This week my attention has been turned to, and reflecting on, systemic influence and the ways by which as Scrum Masters we are seeking to develop relationships of mutual trust, respect and with that foundation or ‘ground’ firmly in place that we can effectively seek to co-create more Agile organisations. These thoughts returned me to something that has shaped my professional practice, or praxis; and this is called the boundary spanner.
It is fair to say that the traditional way of describing the boundary spanner is an ‘agent’ that works collaboratively across multi-organisations, or agencies, so as to improve customer experiences through redesign etc. However, to what extent can ‘system influencers’ that work across different departments, Divisions, or service areas gain insights from this applied model? What can Scrum Masters learn, if anything?
One of the core competencies of the boundary spanner is the notion of the Reticulist. Stated simply, this is the wisdom of the network and the judgement of how to best (and by best I mean ethically) influence and make judgement about the ways to which to influence a complex network of other actors or humans.
Friend et al (1974) rightly notes that such judgments are fraught with personal and professional tension because they are bound up in personal, professional and organizational concerns. Questions arise such as:
- What is the best intervention?
- At what level?
- And in what form?
Of course, as the Agile Manifesto makes clear for Scrum Masters we value ‘relationships over process’ and there is an important clue!
Friend (p.365) goes on to say that such actions or interventions will need to be“guided by other motives at the more personal level such as the desire to be liked or esteemed by his associates” thus adding to the complexity! I have found it best that as a maxim we must be kind- but not colluding, if less effective methods and/or decisions are being made that run counter to our ends in mind.. aka #Agile.
Next, it is fair to say that the evidence-base suggests that reticulists are expected to deploy political skills which Friend strongly advises “must include a sure grasp of modes of behaviour relevant to different types of relationship between agencies and between actors”. An added value insight.

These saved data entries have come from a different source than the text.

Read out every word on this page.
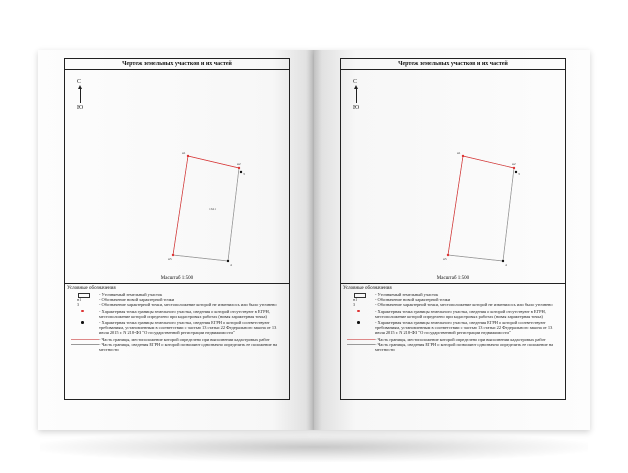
Чертеж земельных участков и их частей
С
Ю
н1
н2
3
4
н5
1641
Масштаб 1:500
Условные обозначения
- Уточняемый земельный участок
н1	- Обозначение новой характерной точки
3	- Обозначение характерной точки, местоположение которой не изменилось или было уточнено
- Характерная точка границы земельного участка, сведения о которой отсутствуют в ЕГРН, местоположение которой определено при кадастровых работах (новая характерная точка)
- Характерная точка границы земельного участка, сведения ЕГРН о которой соответствуют требованиям, установленным в соответствии с частью 13 статьи 22 Федерального закона от 13 июля 2015 г. N 218-ФЗ "О государственной регистрации недвижимости"
- Часть границы, местоположение которой определено при выполнении кадастровых работ
- Часть границы, сведения ЕГРН о которой позволяют однозначно определить ее положение на местности
Чертеж земельных участков и их частей
С
Ю
н1
н2
3
4
н5
Масштаб 1:500
Условные обозначения
- Уточняемый земельный участок
н1	- Обозначение новой характерной точки
3	- Обозначение характерной точки, местоположение которой не изменилось или было уточнено
- Характерная точка границы земельного участка, сведения о которой отсутствуют в ЕГРН, местоположение которой определено при кадастровых работах (новая характерная точка)
- Характерная точка границы земельного участка, сведения ЕГРН о которой соответствуют требованиям, установленным в соответствии с частью 13 статьи 22 Федерального закона от 13 июля 2015 г. N 218-ФЗ "О государственной регистрации недвижимости"
- Часть границы, местоположение которой определено при выполнении кадастровых работ
- Часть границы, сведения ЕГРН о которой позволяют однозначно определить ее положение на местности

Degeling (1995) suggests that reticulists should command an appreciation of the interstices of power; so as to appreciate the systemic coupling, interdependencies and where fissures are likely to occur. Thus there is a call for us to be ethical as well as skilled at identifying the strategic points wherein intervention and influence are best placed. Thus, and this is key it seems to me, Scrum Masters (as a professional group or community or collegiate) will combine a strong commitment to change through the cultivation of linkages between key individuals with common interests and power, rather than adopt a passive/aggressive role of organizational representative. Reticulists are “individuals who engage in networking tasks and employ methods of coordination and task integration across organizational boundaries”.
Next, Alter and Hage, (1993) note that large-scale change needs strategically placed individuals who use their interpersonal skills and relationships to keep pathways open at all levels in the hierarchy. It seems to me that ‘evolution trumps revolution’ (I cant stand the sight of blood!) and that we are therefore looking to develop relationships whereby we can ‘bring people with us on the Agile transformational journey’?
Consequently, Large-Scale Scrum it logically seems to imply requires experience and practical understanding of organisational power-relations. Thus, to be successful a collegiate set of Scrum Masters need the proverbial ‘wisdom of Solomon’ to ethically build coalitions between strategically located players who are committed to finding new ways forward on specific Agile concerns, ideas and ways forward.
Challis et al (1988) note that such people are not located at the top of the formal organizational hierarchy, but typically, have good access to it. Thus, the implication is that for Scrum Masters to be successful they will need to keep a ‘tight:light’ praxis that enables them to be “less bound by normal and accepted channels of organizational behaviour and are encouraged to be a little unconventional”.
Challis then also adds this as a kind but equally important word of warning- their “position and status within the hierarchy is such that they do not represent an explicit threat to top management, but are tolerated in the expectation that they can deliver solutions to complex problems“. Of course, Scrum Masters need to deliver solutions. It is in our very DNA! To this end, it would be fair to say that describing a problem is for analysis…solving it requires a Scrum Master(s).